The court agreed with Zeinali. He produced evidence that although Raytheon consistently said he would have to have a security clearance to retain his job, and although Raytheon imposed this requirement on many employee positions, Raytheon did not always enforce the requirement:

In light of the fact that Raytheon retained multiple non-Iranian engineers after their security clearances were revoked, Zeinali has raised triable disputes regarding (1)whether security clearances were a bona fide requirement for Raytheon engineers, and (2) whether Raytheon’s central purported reason for terminating him (his lack of a security clearance) was pretextual. The Supreme Court’s McDonnell Douglas opinion contains a salient observation about pretext:

“Especially relevant to such a showing [of pretext] would be evidence that white employees involved in acts against [the employer] of comparable seriousness to the [plaintiff’s disruptive protesting activities] were nevertheless retained or rehired. [An employer] may justifiably refuse to rehire one who was engaged in unlawful, disruptive acts against it, but only if this criterion is applied alike to members of all races.” McDonnell Douglas, 411 U.S. at 804.
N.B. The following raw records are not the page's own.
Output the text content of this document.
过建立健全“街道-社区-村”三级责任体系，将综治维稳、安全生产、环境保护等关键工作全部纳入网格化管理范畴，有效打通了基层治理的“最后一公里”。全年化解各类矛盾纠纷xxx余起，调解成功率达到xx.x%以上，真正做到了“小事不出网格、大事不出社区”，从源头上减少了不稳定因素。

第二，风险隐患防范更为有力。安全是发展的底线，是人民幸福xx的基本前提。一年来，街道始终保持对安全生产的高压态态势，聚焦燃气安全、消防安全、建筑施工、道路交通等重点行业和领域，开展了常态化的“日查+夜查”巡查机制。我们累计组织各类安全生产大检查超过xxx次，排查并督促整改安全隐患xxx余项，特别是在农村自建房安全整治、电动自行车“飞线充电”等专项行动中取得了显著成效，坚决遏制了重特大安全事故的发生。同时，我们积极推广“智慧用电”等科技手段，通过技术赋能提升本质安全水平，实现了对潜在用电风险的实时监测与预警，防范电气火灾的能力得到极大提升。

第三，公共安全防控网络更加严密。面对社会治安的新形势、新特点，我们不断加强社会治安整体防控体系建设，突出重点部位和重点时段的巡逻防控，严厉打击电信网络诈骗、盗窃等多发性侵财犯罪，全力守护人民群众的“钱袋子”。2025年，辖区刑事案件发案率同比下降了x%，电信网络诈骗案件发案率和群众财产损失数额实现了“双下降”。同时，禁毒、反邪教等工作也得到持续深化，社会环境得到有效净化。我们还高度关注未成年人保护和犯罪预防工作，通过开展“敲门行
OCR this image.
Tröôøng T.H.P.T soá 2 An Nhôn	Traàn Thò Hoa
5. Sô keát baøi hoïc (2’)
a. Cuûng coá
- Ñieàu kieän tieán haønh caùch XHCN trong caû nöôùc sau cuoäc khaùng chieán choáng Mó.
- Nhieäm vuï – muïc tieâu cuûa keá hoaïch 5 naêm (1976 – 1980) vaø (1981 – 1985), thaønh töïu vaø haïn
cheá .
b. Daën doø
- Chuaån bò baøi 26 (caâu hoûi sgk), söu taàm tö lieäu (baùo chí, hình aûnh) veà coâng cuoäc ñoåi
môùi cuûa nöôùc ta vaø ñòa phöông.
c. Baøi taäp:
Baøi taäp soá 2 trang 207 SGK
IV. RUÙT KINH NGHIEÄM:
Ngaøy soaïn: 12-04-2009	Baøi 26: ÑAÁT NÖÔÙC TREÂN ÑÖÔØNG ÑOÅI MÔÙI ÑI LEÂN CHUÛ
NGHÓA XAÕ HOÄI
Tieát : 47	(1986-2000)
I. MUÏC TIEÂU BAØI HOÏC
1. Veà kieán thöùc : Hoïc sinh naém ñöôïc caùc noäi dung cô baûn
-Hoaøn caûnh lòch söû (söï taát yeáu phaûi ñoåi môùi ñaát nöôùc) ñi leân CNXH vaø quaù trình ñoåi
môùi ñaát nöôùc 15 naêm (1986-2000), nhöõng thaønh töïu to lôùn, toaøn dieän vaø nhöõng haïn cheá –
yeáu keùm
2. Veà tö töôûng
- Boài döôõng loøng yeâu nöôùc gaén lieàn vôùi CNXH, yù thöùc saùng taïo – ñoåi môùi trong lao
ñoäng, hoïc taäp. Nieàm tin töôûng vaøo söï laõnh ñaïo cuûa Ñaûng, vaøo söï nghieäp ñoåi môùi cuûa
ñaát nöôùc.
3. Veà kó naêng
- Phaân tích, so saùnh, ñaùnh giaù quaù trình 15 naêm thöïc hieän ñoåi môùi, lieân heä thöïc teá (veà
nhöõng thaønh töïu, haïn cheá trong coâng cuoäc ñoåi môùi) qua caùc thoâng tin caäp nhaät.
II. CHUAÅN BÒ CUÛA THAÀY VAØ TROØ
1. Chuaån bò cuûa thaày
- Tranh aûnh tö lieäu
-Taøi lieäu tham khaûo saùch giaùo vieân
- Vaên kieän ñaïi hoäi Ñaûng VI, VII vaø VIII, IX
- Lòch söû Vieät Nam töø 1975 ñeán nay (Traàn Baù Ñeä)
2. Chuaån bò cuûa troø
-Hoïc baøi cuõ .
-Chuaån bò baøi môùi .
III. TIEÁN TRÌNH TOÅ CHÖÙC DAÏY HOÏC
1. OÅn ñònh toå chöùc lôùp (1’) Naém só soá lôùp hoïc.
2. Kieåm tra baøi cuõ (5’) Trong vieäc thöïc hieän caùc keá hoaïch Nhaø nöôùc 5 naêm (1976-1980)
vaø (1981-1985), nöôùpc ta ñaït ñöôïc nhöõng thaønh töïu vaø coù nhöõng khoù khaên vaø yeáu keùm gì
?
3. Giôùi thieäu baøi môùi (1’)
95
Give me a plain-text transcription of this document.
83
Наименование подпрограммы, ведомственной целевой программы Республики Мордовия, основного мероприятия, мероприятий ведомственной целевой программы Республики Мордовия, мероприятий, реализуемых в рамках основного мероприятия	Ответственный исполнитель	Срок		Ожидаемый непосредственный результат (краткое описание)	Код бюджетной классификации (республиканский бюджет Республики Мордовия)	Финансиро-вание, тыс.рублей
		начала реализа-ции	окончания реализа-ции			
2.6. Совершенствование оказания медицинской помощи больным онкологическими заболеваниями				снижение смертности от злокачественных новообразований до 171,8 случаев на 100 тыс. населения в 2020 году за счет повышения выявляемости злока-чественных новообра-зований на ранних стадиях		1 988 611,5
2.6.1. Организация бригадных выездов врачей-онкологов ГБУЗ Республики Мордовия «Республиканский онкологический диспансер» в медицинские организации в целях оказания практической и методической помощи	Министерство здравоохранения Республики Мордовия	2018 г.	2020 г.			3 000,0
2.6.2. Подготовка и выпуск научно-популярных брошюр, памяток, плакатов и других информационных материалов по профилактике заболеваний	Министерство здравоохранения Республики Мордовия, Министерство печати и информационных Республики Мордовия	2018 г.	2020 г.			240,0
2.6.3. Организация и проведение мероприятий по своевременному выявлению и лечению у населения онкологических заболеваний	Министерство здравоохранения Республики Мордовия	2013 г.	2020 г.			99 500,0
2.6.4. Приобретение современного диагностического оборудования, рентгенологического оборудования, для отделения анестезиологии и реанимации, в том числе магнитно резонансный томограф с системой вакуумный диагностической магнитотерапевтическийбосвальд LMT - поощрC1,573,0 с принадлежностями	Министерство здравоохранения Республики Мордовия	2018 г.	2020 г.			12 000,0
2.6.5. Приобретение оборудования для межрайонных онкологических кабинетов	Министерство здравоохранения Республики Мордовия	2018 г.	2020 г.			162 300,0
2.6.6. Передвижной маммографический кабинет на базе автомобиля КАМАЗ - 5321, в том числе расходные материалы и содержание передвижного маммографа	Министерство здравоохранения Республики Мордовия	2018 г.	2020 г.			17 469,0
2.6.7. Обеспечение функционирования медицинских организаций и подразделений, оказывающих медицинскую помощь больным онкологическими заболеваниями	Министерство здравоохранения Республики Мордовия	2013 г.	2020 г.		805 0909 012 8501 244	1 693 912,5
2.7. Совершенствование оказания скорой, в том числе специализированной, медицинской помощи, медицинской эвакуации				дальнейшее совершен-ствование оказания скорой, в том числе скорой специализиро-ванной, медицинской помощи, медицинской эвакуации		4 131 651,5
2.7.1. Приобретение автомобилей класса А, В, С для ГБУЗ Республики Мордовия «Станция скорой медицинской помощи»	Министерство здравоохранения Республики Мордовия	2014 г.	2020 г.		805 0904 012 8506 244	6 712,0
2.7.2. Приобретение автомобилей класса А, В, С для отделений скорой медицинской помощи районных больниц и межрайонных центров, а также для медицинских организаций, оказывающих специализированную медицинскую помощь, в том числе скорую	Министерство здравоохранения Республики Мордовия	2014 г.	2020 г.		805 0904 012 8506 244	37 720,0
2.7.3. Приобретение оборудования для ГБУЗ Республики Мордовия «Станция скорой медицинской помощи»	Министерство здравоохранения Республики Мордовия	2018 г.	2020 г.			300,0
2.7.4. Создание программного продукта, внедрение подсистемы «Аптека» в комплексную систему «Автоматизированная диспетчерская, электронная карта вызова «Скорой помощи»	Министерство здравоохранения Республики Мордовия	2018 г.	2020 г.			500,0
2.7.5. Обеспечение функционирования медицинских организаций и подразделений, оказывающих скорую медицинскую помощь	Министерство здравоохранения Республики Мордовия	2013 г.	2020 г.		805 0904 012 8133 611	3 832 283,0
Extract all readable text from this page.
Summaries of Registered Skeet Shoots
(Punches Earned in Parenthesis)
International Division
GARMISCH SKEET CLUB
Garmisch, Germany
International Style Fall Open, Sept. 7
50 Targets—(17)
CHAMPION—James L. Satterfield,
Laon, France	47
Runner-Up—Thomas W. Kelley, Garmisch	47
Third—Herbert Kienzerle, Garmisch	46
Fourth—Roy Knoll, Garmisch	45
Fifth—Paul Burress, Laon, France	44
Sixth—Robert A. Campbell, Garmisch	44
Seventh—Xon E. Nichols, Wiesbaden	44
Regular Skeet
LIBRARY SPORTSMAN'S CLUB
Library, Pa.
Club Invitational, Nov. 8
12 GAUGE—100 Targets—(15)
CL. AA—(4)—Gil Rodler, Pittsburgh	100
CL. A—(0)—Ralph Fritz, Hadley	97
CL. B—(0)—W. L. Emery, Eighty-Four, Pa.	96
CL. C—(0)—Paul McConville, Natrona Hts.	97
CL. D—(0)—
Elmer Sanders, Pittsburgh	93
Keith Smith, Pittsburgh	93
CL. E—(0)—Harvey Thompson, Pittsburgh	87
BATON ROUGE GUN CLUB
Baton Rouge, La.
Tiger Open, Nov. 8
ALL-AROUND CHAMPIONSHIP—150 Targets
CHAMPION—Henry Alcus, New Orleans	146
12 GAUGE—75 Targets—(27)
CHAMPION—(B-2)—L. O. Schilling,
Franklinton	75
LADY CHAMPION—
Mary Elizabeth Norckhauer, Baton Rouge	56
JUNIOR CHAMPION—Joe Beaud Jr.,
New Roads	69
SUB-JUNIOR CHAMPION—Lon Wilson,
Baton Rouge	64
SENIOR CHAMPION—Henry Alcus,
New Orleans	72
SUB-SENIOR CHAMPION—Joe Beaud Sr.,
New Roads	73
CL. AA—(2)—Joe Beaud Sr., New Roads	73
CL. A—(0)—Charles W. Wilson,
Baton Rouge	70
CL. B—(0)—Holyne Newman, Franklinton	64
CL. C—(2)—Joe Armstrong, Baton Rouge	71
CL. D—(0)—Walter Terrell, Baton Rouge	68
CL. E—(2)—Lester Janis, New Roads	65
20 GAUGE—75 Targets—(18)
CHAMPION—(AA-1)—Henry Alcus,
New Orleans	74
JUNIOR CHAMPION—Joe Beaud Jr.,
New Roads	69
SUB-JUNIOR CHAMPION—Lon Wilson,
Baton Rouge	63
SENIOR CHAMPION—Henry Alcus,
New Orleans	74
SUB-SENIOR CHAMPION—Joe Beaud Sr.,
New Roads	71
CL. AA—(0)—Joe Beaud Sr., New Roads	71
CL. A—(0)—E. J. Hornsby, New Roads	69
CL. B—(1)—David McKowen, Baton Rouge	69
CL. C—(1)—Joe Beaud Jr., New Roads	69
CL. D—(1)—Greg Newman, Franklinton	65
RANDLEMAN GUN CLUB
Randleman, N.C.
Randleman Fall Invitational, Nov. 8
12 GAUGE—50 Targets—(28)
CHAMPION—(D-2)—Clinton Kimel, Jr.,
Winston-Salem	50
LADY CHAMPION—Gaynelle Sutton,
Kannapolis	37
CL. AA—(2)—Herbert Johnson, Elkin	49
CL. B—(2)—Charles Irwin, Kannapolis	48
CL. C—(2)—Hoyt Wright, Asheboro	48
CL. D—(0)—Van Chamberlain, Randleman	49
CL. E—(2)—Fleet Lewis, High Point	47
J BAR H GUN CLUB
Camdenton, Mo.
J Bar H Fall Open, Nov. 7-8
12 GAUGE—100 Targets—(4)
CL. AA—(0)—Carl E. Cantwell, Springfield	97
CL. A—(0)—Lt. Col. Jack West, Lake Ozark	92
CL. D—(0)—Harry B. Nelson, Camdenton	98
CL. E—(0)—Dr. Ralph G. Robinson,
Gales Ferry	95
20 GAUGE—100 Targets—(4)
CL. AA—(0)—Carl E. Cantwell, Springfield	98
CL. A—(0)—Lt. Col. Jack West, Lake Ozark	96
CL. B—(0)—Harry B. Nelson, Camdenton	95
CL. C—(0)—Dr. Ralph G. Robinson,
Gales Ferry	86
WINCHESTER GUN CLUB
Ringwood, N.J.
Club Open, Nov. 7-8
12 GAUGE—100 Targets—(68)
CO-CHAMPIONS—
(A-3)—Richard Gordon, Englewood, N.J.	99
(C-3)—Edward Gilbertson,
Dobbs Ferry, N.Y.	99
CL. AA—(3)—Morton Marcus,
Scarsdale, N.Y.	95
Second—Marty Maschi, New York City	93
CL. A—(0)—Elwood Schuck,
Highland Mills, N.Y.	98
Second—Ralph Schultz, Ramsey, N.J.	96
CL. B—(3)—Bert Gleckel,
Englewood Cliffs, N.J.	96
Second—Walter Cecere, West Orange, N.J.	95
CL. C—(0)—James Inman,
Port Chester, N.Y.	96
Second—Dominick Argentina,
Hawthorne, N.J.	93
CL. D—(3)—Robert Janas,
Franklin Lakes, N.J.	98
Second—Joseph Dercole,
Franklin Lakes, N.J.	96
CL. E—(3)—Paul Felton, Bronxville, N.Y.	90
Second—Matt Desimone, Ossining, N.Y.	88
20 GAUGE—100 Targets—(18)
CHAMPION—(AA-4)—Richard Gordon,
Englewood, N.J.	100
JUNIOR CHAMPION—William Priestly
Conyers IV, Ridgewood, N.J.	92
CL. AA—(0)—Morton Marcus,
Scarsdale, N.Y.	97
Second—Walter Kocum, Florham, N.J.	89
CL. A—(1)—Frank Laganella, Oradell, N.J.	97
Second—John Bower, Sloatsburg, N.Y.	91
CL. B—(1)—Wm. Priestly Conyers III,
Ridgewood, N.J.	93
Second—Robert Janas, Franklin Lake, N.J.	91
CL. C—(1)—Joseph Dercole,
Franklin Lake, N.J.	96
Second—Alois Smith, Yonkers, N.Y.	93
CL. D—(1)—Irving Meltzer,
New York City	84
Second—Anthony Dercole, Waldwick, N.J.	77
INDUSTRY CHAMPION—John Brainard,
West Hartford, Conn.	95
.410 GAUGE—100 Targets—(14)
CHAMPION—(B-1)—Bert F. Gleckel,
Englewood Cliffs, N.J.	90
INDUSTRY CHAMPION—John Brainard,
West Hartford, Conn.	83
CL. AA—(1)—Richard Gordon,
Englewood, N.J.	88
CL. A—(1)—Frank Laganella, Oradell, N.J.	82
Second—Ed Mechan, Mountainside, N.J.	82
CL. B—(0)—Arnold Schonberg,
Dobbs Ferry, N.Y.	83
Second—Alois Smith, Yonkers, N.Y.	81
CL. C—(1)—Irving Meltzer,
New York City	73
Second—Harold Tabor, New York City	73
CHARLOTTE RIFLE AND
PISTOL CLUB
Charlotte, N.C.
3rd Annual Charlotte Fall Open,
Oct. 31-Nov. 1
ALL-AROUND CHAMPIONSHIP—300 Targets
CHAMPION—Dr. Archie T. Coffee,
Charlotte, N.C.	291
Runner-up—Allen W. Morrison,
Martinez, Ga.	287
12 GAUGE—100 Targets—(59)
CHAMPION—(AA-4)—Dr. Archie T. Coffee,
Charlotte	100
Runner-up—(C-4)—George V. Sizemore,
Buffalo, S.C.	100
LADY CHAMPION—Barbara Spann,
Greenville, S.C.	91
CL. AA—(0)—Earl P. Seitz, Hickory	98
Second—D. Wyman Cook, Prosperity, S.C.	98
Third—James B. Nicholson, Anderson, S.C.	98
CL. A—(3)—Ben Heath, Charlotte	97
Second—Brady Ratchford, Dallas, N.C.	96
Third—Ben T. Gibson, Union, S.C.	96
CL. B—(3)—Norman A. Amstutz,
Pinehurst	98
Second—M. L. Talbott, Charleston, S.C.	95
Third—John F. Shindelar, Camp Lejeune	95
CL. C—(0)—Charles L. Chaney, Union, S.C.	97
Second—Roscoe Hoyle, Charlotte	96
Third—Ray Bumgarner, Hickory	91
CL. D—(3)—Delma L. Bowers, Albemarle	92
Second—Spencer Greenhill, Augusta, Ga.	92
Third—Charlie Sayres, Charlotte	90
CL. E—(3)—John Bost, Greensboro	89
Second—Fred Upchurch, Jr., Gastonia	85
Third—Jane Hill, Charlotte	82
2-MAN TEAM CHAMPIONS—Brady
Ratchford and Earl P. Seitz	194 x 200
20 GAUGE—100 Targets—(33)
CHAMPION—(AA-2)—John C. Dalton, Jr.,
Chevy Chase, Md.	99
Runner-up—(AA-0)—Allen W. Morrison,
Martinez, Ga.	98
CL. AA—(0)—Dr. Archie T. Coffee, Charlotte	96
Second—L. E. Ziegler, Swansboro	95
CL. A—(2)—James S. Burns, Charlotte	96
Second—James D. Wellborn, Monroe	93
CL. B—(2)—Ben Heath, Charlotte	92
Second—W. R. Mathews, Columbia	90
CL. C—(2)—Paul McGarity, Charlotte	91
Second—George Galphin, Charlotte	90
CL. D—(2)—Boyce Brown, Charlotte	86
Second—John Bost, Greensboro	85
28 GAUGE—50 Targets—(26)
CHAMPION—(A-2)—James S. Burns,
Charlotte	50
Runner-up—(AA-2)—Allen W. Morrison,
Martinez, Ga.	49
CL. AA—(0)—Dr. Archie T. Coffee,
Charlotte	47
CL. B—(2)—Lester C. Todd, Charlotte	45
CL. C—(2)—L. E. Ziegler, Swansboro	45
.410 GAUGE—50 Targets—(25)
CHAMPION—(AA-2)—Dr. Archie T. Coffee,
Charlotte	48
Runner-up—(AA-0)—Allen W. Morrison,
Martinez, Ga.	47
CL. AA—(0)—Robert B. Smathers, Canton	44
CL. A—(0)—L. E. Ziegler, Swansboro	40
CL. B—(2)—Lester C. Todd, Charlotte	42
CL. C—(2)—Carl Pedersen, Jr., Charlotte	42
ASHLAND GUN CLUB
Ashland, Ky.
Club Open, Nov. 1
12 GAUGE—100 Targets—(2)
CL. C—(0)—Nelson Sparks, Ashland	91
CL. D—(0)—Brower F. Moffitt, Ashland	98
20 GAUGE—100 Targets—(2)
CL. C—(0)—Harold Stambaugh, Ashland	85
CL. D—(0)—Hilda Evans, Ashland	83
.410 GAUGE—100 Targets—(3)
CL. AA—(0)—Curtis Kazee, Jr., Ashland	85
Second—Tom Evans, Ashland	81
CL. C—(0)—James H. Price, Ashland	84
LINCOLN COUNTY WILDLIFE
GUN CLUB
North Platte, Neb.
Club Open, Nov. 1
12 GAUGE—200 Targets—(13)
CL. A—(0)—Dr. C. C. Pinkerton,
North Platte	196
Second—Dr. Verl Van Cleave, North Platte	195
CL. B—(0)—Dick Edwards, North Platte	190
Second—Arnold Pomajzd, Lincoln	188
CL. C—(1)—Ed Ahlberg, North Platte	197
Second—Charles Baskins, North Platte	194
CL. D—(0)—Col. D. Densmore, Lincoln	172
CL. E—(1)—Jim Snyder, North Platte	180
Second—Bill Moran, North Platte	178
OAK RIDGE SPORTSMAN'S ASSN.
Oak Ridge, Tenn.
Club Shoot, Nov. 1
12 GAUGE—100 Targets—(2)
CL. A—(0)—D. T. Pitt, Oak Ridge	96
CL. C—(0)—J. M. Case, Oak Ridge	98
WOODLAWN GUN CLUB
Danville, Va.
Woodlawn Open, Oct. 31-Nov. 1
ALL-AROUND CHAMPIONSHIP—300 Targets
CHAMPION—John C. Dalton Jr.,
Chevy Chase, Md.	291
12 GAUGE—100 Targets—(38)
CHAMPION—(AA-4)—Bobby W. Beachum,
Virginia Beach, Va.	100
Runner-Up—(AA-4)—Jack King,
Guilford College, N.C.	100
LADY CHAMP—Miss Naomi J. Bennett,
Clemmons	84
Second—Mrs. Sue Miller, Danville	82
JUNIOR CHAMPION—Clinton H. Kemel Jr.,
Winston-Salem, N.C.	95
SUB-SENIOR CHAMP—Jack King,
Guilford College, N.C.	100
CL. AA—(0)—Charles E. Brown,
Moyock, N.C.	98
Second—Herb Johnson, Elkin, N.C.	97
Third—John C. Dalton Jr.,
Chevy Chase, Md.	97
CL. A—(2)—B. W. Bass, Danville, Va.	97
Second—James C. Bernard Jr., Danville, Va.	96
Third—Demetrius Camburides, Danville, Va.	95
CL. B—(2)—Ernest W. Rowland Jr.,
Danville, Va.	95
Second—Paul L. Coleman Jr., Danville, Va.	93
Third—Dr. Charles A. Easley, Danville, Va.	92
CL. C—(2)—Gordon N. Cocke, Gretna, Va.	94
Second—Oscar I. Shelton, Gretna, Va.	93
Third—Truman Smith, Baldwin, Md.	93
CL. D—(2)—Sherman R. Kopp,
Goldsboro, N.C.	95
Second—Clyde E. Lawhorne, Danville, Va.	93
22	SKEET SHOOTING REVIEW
Analogously, in the present case, Raytheon would certainly be justified in firing employees who lack security clearances, “but only if this criterion is applied alike to members of all races.” Id.; see also Godwin v. Hunt Wesson, Inc., 150 F.3d 1217, 1220 (9th Cir. 1998) (holding that pretext is shown if other employees with similar qualifications are treated more favorably).

So, here's a message you may have heard from an employment lawyer.  Consistency. There, no charge.

The case is Zeinali v. Raytheon Company and the opinion is here.